J’ai une totale confiance en tes avis et si tu ressens à ce point l’envie d’éveiller notre intérêt sur ce roman riche en émotions, c’est qu’il me faut le lire. Merci pour ton avis qui nous permet de réaliser l’impact que ce roman a eu sur toi.
Merci beaucoup Audrey ! 😊 J’espère que tu auras l’occasion de le découvrir à ton tour !
Merci, c’est gentil 🙂
Merci Caroline pour ce partage. Ton article est touchant et à travers tes mots on ressent bien tes émotions. Même si je ne suis pas du tout fan des autobiographies et autres témoignages, je le note dans mon carnet ☺️.
Merci Céline ! Je te confirme qu’il peut plaire même aux personnes qui comme nous ne sont pas fans des récits autobiographiques. J’espère d’ailleurs que tu tenteras cette lecture et qu’elle saura te toucher autant qu’à moi. 😊
Ton retour est excellent et convaincant : j’ai écouté également ce roman qui m’a énormément touchée, je le conseille sans hésiter.
Merci Lison ! Je suis vraiment ravie de l’avoir découvert, et j’espère que de nombreux autres lecteurs se lanceront dans ce récit. 😊
En te lisant, je me disais que l’on pourrait transposer nombre de réactions et d’attitudes face au sida au cas du récent coronavirus.
Encore qu’il y avait davantage de culpabilisation des sidéens à l’époque, et plus de compassion envers ceux atteints du coronavirus, non que nous ayons évolué, mais en vertu de la manière dont le virus se transmet.
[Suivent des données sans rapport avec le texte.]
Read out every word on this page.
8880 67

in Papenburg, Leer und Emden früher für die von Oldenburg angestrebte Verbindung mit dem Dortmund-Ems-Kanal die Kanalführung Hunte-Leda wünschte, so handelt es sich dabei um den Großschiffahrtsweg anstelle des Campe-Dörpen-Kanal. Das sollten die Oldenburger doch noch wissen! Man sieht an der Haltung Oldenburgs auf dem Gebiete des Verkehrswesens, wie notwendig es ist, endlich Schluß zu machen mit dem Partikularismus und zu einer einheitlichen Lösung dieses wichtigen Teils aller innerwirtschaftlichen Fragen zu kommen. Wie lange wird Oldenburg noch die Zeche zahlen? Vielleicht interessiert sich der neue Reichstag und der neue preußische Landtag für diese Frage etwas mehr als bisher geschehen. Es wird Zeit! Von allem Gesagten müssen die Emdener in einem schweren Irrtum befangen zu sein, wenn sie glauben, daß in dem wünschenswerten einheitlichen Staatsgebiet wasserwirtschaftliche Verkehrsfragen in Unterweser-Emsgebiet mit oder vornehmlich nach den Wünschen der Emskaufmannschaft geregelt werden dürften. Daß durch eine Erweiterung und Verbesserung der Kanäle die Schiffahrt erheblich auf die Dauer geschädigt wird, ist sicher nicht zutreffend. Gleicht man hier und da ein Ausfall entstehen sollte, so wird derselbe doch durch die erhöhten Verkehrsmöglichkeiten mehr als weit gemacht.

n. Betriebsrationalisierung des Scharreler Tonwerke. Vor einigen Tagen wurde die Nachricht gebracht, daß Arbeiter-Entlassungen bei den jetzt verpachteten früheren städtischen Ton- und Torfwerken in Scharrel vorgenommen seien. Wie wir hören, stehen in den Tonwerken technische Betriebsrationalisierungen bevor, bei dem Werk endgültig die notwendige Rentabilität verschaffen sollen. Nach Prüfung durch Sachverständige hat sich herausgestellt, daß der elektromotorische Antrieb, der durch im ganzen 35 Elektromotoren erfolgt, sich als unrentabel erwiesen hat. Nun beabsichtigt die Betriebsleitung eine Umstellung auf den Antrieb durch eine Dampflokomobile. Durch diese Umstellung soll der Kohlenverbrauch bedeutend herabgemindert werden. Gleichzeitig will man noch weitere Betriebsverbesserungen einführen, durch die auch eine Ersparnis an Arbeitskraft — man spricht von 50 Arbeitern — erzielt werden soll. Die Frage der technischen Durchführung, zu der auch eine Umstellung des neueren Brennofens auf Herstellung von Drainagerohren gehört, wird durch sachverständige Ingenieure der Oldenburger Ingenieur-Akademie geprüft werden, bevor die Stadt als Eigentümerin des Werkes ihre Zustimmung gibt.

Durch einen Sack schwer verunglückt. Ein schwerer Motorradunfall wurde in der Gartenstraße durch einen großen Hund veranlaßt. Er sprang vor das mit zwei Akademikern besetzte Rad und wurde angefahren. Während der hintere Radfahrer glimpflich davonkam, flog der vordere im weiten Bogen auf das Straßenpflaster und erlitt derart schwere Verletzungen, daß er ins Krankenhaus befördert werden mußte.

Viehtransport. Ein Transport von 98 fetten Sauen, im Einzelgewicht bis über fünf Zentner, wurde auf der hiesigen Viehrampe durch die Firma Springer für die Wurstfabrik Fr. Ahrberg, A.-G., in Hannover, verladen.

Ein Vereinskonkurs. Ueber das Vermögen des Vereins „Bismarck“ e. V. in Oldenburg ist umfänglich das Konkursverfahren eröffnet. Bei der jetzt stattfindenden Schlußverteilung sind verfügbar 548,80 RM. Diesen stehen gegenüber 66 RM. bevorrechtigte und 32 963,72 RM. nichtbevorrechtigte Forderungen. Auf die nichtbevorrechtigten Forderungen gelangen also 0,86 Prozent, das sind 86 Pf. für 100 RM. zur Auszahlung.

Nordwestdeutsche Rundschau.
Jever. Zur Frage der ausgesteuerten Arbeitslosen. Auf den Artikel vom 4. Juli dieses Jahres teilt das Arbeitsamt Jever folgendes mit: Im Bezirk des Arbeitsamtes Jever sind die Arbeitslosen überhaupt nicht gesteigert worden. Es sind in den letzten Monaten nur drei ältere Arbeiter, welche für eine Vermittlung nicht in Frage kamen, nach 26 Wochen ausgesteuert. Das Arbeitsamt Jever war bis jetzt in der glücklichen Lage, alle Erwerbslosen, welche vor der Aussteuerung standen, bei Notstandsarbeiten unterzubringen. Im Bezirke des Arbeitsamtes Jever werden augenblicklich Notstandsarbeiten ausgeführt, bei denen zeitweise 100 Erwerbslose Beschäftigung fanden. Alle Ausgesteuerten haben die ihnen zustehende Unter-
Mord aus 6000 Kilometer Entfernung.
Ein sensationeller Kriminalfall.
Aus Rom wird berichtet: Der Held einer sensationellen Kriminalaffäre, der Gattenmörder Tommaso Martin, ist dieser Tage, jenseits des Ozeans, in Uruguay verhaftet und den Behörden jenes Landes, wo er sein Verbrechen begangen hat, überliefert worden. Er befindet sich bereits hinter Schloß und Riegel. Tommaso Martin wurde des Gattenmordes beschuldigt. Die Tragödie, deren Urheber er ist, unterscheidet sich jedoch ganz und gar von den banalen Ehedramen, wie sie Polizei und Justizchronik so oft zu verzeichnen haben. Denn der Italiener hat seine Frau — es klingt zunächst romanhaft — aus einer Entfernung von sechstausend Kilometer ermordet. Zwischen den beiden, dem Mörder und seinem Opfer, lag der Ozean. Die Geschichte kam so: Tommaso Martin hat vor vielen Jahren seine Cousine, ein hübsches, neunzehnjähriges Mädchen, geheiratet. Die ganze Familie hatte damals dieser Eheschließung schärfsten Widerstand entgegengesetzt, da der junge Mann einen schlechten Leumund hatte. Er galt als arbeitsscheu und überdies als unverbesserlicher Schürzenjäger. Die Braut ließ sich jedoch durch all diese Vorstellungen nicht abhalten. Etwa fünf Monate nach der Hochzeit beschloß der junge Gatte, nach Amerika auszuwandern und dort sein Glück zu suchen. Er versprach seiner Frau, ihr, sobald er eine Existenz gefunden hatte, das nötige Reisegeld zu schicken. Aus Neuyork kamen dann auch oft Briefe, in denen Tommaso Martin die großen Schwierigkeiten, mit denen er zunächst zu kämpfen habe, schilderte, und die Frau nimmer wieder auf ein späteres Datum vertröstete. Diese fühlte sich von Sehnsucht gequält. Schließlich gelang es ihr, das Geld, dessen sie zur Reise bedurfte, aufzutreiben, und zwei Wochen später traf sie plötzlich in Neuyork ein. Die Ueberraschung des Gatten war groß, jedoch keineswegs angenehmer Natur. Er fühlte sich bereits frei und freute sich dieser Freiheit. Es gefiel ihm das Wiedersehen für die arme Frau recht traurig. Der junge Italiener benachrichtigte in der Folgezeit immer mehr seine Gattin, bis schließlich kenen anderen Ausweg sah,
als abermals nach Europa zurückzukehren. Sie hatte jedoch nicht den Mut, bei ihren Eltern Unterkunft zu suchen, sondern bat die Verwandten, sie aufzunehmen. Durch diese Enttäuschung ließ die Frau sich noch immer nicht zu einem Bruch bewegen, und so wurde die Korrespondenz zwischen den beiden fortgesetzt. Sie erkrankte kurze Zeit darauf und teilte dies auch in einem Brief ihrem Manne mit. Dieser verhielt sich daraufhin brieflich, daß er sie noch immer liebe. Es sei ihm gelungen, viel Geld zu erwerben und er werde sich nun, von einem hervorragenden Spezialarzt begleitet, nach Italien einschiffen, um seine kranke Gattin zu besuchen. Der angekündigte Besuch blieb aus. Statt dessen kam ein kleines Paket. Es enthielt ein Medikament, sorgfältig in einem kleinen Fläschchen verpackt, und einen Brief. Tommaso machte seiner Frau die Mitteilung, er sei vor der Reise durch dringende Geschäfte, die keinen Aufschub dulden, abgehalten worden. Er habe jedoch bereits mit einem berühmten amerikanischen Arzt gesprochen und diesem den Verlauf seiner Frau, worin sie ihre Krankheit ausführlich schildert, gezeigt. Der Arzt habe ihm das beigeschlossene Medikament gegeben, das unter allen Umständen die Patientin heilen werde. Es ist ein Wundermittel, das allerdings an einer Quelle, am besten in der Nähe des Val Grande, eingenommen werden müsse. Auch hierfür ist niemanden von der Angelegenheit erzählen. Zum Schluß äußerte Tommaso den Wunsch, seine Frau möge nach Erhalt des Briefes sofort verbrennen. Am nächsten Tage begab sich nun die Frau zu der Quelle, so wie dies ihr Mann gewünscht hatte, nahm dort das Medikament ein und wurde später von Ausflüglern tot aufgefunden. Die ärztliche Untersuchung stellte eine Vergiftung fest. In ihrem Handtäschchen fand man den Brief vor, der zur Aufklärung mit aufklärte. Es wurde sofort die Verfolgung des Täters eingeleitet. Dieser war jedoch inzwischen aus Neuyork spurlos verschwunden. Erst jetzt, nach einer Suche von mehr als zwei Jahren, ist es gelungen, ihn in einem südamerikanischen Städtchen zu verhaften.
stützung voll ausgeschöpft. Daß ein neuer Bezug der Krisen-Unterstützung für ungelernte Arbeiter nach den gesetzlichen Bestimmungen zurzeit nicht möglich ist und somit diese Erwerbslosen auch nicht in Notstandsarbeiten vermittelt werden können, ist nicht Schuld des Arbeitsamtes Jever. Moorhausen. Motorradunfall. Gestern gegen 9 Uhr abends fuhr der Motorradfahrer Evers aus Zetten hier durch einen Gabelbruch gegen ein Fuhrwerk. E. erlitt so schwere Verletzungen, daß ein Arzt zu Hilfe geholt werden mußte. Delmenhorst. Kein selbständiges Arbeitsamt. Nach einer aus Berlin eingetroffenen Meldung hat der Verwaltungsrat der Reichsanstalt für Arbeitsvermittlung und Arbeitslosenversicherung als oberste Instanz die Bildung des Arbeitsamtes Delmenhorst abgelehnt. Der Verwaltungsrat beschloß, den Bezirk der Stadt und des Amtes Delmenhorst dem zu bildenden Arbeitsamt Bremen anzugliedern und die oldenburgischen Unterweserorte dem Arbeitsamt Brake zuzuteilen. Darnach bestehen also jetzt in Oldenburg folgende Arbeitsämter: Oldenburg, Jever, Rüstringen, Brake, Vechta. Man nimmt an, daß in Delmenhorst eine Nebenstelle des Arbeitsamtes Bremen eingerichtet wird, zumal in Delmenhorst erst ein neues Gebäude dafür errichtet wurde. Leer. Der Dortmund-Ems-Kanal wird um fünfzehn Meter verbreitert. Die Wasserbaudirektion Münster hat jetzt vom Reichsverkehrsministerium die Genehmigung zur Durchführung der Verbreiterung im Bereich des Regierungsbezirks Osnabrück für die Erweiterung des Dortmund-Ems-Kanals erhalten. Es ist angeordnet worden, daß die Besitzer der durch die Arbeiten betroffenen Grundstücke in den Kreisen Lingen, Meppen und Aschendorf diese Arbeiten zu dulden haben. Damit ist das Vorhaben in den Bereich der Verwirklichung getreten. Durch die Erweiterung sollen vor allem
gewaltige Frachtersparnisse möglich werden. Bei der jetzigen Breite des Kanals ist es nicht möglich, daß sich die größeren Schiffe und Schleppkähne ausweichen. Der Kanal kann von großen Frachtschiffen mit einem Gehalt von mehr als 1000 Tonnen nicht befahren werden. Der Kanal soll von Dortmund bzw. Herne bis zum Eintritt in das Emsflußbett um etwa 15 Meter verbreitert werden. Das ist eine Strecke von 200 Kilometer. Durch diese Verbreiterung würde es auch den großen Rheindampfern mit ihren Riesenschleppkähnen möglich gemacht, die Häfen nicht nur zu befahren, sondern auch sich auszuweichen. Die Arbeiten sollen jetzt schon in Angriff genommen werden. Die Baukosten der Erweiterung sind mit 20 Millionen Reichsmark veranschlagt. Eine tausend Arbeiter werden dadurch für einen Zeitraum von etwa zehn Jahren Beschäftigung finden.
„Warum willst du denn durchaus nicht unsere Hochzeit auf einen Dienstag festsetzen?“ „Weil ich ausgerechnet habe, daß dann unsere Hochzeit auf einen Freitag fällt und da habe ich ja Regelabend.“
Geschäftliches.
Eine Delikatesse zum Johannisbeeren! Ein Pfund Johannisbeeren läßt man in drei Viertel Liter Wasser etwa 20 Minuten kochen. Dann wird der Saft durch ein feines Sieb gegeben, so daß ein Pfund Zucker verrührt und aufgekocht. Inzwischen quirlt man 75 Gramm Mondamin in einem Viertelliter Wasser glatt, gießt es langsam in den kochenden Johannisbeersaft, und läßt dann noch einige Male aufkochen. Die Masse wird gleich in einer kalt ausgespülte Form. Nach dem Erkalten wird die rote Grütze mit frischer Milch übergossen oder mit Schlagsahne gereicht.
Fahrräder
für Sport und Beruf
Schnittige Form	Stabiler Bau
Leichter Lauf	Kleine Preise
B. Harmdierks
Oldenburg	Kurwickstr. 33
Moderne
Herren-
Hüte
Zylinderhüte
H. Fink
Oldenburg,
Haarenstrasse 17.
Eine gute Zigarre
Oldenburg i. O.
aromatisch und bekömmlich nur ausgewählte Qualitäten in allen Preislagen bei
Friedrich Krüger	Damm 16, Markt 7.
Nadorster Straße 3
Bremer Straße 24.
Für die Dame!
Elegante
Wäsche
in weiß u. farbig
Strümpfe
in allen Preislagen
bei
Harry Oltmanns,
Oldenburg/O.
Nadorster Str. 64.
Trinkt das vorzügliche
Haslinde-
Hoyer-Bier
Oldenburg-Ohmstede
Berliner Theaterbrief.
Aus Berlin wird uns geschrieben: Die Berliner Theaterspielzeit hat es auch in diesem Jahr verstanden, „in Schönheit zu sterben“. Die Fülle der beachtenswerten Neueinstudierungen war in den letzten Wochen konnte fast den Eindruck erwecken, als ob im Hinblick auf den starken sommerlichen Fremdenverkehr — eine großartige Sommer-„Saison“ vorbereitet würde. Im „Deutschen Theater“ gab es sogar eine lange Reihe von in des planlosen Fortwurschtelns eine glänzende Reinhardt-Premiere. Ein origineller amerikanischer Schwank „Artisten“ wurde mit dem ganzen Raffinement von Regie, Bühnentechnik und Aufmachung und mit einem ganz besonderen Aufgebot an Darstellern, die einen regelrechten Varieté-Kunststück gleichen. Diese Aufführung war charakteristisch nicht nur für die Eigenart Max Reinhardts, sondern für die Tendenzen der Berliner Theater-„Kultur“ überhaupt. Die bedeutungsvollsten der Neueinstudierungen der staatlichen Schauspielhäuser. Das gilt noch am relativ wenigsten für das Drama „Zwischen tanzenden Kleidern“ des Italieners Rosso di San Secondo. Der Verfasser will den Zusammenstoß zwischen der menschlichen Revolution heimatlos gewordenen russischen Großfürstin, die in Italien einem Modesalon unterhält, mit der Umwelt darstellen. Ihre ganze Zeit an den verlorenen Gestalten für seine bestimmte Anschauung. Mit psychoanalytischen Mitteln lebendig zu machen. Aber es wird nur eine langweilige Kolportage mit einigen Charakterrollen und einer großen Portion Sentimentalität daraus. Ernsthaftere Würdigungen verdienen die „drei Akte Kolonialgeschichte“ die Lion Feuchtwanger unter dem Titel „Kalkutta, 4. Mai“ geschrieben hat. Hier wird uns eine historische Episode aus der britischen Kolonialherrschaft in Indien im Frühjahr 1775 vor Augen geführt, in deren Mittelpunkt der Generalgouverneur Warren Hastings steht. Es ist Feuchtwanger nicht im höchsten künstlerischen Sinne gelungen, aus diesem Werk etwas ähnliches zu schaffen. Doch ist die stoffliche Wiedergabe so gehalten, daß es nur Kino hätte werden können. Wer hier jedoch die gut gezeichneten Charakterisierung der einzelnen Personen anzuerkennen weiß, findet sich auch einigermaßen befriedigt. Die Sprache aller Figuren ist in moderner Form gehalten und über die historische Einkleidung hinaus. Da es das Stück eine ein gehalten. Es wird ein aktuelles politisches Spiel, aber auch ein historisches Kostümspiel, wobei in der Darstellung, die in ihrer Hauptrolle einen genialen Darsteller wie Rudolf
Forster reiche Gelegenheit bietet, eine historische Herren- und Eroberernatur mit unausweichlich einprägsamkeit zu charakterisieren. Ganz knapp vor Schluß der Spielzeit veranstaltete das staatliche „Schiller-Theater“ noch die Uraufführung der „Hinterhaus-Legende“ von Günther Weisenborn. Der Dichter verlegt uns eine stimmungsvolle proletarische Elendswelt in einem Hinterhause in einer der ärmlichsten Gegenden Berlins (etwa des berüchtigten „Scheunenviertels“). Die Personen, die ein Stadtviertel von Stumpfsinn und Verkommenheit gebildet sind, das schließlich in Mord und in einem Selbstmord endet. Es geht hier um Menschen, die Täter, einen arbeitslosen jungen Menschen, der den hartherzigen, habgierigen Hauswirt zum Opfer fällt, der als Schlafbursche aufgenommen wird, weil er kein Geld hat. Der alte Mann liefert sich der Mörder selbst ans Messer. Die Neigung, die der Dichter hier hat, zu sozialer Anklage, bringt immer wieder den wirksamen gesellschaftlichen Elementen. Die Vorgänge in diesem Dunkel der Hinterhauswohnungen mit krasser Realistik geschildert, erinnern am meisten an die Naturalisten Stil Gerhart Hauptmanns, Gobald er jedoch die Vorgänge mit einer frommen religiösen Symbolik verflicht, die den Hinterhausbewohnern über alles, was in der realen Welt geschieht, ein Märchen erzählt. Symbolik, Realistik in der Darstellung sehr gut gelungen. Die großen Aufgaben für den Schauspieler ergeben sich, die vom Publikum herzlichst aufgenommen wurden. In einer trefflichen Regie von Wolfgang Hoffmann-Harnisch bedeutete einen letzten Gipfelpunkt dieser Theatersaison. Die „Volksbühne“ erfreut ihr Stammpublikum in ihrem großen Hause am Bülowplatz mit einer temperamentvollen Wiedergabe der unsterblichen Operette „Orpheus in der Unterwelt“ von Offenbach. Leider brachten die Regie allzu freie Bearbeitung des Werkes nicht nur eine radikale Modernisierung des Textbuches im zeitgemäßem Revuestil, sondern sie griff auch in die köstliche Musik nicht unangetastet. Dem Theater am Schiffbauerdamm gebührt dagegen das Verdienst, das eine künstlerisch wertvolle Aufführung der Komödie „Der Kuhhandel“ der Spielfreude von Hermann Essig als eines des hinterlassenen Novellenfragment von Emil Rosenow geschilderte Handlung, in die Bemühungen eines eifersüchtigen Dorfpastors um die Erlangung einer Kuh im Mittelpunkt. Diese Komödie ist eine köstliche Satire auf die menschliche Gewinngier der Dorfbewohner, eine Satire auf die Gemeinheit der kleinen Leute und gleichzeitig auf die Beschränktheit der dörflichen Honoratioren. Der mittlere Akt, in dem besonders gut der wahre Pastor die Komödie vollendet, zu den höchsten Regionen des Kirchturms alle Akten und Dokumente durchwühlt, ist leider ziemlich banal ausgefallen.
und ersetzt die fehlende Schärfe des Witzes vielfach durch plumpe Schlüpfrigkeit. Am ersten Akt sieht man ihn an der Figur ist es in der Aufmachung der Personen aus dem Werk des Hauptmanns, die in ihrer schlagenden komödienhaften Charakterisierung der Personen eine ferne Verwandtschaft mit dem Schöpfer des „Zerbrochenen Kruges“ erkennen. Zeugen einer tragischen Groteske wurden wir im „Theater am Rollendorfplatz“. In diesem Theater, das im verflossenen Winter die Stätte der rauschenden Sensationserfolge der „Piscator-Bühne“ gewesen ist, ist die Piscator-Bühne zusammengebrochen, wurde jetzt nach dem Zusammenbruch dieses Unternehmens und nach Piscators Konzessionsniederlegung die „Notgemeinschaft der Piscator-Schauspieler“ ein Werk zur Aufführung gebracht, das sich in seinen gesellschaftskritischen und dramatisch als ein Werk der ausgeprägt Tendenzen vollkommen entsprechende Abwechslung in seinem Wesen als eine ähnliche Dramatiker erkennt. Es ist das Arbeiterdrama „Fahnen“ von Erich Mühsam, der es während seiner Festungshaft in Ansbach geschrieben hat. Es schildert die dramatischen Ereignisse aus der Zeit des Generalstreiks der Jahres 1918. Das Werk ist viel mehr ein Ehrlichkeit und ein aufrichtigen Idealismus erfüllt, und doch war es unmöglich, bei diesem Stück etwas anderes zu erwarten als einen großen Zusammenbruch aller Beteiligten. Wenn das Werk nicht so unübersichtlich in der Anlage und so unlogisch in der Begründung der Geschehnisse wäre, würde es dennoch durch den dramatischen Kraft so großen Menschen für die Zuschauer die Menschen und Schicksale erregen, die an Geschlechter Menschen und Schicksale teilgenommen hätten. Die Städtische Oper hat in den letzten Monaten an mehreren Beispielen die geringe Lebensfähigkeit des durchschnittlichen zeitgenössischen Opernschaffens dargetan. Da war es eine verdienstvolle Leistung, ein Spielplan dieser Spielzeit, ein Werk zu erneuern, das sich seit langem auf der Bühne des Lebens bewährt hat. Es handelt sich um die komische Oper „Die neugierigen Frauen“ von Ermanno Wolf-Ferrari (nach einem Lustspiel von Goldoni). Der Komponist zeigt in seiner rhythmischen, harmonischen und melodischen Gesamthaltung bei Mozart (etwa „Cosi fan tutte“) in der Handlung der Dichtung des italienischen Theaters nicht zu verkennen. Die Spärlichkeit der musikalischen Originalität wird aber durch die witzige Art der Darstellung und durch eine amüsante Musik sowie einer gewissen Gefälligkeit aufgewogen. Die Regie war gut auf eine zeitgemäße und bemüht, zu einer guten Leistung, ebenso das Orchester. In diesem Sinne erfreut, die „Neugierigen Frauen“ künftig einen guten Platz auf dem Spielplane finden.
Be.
Pourtant seule la souffrance des malades et de leurs proches devrait compter comme tu le soulignes si bien dans ton article.
Merci Caroline.
Merci Hedwige ! Tu sais, je me suis fait la même réflexion que toi au cours de ma lecture, quand j’ai vu les réactions extrêmes, inhumaines parfois, que la peur avait pu engendrer.